Police officers stand guard. Vincent Yu/AP Photo

Crackdown on protesters continues in Hong Kong with mass arrests

Hong Kong police arrested more than 50 opposition lawmakers in a raid on Jan. 6, according to NPR.


The move was “by far the largest such action under [the national security law],” according to AP News, and although only three remain detained, those released through bail could still be convicted. 


“They haven’t made any charges against us yet,” said Lam Cheuk-ting, former pro-democracy lawmaker and one of the 50 detained. “But I’m quite sure that they will charge some of us sooner or later, whether they have sufficient evidence or not.”


Hong Kong Secretary for Security John Lee deemed the arrests “necessary,” according to Hong Kong Free Press


“The operation today targets the active elements who are suspected of… overthrowing or interfering, serious[ly] destroying the Hong Kong government’s legal execution of duties,” Lee said in Hong Kong’s legislature. 


One of two sources speaking anonymously told Reuters the arrests were only a part of China’s efforts of preventing a repetition of its big public revolts, such as the series of protests in 2019 and the Tiananmen Square protests in 1989. 


International authorities have condemned the mass arrests in a joint statement by the United States, Australia, Canada and the United Kingdom. 


“It is clear that the National Security Law is being used to eliminate dissent and opposing political views,” the statement read. 


“We call on the Hong Kong and Chinese central authorities to respect the legally guaranteed rights and freedoms of the people of Hong Kong without fear of arrest and detention.”


The national security law passed on June 30, 2020 sparked a series of arrests during unlawful street protests.
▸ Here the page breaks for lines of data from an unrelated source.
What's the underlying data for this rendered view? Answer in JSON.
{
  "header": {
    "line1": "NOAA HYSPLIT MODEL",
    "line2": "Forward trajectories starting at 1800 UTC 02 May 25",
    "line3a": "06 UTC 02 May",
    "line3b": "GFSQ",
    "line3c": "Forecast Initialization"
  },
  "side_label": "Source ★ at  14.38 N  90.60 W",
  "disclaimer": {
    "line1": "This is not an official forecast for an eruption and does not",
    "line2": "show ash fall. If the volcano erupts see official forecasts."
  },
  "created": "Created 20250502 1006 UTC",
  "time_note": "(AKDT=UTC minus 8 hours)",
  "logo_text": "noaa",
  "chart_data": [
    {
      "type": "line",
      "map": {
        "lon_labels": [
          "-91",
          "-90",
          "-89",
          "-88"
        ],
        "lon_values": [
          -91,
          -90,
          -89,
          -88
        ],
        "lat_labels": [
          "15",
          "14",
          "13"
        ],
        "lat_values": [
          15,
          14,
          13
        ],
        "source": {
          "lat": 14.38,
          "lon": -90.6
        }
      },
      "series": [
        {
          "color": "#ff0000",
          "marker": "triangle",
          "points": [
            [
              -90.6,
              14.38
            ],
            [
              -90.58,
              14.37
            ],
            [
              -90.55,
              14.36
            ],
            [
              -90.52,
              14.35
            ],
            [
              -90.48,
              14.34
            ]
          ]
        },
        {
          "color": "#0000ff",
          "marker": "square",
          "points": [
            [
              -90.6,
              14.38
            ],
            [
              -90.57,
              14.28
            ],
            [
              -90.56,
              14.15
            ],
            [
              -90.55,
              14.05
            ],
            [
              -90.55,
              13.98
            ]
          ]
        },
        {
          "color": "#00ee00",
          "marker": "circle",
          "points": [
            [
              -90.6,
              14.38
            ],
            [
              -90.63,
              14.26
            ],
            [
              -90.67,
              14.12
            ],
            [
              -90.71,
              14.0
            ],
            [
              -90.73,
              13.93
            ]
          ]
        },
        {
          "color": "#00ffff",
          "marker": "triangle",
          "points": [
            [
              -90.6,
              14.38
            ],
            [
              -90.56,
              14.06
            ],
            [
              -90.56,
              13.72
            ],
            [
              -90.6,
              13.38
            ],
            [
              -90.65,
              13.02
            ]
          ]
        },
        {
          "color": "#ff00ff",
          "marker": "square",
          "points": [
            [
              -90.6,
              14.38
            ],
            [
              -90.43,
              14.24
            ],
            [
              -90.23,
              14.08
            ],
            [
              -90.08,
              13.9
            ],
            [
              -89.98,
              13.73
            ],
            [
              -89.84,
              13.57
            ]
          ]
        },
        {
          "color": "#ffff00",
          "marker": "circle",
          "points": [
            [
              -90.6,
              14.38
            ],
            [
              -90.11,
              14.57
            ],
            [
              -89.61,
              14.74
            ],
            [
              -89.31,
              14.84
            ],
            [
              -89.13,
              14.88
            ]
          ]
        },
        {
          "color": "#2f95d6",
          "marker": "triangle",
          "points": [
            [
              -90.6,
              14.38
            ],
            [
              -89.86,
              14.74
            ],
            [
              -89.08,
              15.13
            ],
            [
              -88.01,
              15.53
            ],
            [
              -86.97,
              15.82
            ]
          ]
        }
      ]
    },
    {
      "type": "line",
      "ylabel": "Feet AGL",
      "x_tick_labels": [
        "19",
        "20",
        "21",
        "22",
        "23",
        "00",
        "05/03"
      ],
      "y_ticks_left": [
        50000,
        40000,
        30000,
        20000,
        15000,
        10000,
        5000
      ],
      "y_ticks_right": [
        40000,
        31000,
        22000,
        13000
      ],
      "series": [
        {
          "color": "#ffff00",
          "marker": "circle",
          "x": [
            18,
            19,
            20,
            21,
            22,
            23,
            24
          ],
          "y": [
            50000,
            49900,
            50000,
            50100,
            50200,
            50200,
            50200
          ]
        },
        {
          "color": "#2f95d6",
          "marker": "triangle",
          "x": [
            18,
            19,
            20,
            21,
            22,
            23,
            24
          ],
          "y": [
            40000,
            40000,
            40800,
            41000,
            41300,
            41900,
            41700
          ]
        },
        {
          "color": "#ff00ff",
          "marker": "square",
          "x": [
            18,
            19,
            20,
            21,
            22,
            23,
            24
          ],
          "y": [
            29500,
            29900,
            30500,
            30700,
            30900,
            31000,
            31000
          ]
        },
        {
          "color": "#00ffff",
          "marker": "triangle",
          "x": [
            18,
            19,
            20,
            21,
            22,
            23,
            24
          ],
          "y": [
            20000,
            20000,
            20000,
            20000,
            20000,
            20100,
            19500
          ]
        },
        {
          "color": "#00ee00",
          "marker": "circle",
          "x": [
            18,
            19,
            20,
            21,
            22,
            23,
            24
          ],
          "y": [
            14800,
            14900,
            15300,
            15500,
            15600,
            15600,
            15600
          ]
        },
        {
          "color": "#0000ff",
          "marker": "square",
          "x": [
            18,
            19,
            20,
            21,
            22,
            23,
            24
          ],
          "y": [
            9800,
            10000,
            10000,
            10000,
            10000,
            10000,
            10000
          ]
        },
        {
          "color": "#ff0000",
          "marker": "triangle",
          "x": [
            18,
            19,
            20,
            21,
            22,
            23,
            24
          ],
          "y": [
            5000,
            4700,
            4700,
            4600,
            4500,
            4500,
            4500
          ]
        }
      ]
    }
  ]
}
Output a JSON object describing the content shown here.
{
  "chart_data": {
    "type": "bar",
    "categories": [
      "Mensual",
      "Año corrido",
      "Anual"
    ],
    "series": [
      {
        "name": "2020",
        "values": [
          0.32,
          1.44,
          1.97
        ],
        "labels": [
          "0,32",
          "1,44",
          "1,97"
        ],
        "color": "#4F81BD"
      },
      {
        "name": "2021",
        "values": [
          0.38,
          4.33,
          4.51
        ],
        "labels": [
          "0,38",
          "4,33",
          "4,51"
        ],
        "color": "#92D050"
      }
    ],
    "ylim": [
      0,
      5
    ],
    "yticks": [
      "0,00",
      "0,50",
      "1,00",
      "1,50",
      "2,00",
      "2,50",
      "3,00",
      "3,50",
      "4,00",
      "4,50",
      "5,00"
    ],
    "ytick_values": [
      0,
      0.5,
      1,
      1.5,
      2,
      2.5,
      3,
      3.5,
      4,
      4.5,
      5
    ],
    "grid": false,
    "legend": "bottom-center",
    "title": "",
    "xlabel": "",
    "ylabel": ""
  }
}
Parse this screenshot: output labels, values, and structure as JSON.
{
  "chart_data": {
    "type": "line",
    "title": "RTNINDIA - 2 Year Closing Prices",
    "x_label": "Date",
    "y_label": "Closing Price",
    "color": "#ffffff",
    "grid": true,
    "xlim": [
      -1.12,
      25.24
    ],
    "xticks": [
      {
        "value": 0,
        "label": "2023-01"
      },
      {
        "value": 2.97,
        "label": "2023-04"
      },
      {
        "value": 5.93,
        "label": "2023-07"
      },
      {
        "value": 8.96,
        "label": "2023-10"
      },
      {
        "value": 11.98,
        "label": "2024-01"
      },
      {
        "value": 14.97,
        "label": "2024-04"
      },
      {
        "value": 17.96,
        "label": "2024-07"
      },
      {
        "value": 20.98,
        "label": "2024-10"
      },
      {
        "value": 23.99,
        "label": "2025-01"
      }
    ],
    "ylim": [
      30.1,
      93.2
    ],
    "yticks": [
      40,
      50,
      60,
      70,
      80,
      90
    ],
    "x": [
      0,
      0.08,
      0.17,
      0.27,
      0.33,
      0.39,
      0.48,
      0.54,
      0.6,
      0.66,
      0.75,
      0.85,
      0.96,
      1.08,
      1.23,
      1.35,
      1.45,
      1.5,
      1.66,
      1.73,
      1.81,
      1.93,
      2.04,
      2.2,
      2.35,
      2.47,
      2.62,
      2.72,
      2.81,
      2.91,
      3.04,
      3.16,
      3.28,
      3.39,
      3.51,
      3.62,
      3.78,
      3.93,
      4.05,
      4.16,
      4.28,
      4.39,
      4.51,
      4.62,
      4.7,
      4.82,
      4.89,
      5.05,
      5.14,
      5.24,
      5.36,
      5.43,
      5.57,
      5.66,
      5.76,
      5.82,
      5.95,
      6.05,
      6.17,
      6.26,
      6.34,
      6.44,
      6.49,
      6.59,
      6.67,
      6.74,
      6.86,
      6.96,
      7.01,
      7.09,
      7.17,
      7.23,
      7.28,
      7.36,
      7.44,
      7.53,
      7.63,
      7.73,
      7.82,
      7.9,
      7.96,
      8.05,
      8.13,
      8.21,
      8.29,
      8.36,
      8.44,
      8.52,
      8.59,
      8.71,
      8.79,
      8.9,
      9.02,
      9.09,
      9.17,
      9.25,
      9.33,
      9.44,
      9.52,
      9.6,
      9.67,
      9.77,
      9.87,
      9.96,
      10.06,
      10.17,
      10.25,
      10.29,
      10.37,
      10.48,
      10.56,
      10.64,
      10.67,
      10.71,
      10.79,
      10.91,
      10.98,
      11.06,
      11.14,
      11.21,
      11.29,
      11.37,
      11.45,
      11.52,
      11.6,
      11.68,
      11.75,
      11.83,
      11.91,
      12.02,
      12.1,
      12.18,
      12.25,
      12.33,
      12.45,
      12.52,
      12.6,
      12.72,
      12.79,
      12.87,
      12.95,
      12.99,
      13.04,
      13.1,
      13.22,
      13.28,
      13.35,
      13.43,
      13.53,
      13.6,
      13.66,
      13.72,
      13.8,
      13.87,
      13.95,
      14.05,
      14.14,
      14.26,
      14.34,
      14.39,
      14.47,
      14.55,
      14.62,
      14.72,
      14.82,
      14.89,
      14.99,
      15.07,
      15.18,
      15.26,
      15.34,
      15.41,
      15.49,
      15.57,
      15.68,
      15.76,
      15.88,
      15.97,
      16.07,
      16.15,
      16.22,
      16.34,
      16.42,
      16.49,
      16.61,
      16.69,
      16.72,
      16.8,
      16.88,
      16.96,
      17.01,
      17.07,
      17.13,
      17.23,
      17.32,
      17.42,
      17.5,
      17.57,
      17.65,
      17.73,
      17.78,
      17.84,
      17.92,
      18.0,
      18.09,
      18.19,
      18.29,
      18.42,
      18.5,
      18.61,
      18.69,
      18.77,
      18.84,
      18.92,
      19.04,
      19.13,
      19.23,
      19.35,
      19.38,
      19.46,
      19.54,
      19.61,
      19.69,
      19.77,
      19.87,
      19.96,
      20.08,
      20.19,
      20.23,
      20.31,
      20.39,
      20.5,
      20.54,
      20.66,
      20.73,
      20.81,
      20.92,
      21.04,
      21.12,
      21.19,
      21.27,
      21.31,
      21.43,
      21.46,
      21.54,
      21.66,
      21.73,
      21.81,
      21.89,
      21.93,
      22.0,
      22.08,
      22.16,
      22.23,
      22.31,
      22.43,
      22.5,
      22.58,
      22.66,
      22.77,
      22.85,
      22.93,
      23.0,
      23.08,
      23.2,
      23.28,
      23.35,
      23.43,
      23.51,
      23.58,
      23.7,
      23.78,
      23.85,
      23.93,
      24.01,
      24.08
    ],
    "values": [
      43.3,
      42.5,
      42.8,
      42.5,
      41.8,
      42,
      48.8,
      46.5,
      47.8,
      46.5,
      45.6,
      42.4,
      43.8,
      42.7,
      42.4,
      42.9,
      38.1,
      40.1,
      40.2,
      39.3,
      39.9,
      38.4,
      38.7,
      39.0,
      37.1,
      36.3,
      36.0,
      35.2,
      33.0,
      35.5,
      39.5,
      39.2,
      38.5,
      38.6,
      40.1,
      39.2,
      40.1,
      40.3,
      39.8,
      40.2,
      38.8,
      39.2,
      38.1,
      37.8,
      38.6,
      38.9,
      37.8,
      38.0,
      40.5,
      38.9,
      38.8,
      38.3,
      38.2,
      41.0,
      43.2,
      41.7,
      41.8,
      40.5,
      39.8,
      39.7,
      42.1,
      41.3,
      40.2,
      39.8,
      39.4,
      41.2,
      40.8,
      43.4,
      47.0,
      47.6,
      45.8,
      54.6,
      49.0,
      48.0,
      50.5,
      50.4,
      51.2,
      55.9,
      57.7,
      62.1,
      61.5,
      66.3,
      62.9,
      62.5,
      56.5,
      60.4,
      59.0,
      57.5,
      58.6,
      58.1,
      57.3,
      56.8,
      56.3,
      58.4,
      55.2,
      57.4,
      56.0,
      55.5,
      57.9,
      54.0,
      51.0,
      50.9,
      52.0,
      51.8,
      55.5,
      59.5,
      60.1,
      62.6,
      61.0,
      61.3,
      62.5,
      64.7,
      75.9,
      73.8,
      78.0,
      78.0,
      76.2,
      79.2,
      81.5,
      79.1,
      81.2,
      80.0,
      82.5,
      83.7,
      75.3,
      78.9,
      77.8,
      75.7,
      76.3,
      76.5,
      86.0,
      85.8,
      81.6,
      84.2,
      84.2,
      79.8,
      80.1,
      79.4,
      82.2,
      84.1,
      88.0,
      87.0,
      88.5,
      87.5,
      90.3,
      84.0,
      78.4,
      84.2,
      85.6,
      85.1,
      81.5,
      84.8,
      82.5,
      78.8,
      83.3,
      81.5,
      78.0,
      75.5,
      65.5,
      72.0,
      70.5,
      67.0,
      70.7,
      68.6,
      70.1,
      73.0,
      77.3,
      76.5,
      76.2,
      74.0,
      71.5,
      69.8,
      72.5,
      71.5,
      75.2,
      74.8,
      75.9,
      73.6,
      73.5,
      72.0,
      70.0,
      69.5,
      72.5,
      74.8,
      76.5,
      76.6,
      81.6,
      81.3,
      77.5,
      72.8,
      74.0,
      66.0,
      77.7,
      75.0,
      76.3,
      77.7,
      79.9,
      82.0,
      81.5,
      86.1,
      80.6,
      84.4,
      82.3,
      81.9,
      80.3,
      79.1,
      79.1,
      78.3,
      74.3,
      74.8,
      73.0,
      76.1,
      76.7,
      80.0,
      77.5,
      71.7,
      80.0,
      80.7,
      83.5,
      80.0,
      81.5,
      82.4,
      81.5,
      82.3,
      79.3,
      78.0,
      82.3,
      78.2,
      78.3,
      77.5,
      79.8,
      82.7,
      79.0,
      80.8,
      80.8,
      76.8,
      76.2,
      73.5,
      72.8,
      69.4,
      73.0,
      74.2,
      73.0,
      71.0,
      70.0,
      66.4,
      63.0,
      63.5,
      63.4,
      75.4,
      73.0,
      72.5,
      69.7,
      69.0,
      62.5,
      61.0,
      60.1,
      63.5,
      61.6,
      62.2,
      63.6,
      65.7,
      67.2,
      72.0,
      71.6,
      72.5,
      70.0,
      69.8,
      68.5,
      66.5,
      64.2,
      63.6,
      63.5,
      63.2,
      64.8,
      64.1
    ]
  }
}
It then progressed to authorities arresting those under suspicion of secession through social media. 


Similar arrests continued over the following months, notably on September 6, the day of Hong Kong’s legislative elections, where nearly 300 were detained according to The Guardian


Other prominent pro-democracy figures such as Jimmy Lai and Joshua Wong were also arrested on August 10 and December 2 of 2020, respectively. 


According to Al Jazeera, an activist group announced the arrival of five Hong Kong protesters allegedly seeking asylum to the U.S. on January 16, 2021. 


“The activists, all under the age of 30, took part in the ongoing pro-democracy protests in Hong Kong, faced protest-related arrests and charges, and fled the city by boat last July,” said Samuel Chu, founder of the Hong Kong Democracy Council, a Washington-based advocacy group.


Additionally, several politicians have either been expelled by the government or stepped down from their roles in protest of the law. 


Humans rights groups have reiterated that the national security law has broad powers continually used against the government’s critics. 


“Hong Kong authorities’ claims that discussing candidates and advocating for government action is somehow subversive is ludicrous,” said Maya Wang, senior China researcher for Human Rights Watch Asia division. 


“People have a legitimate right to take part in public affairs,” said Yamini Mishra, Asia-Pacific Regional Director for Amnesty International. “Political opposition should not be silenced just because the authorities don’t like it.”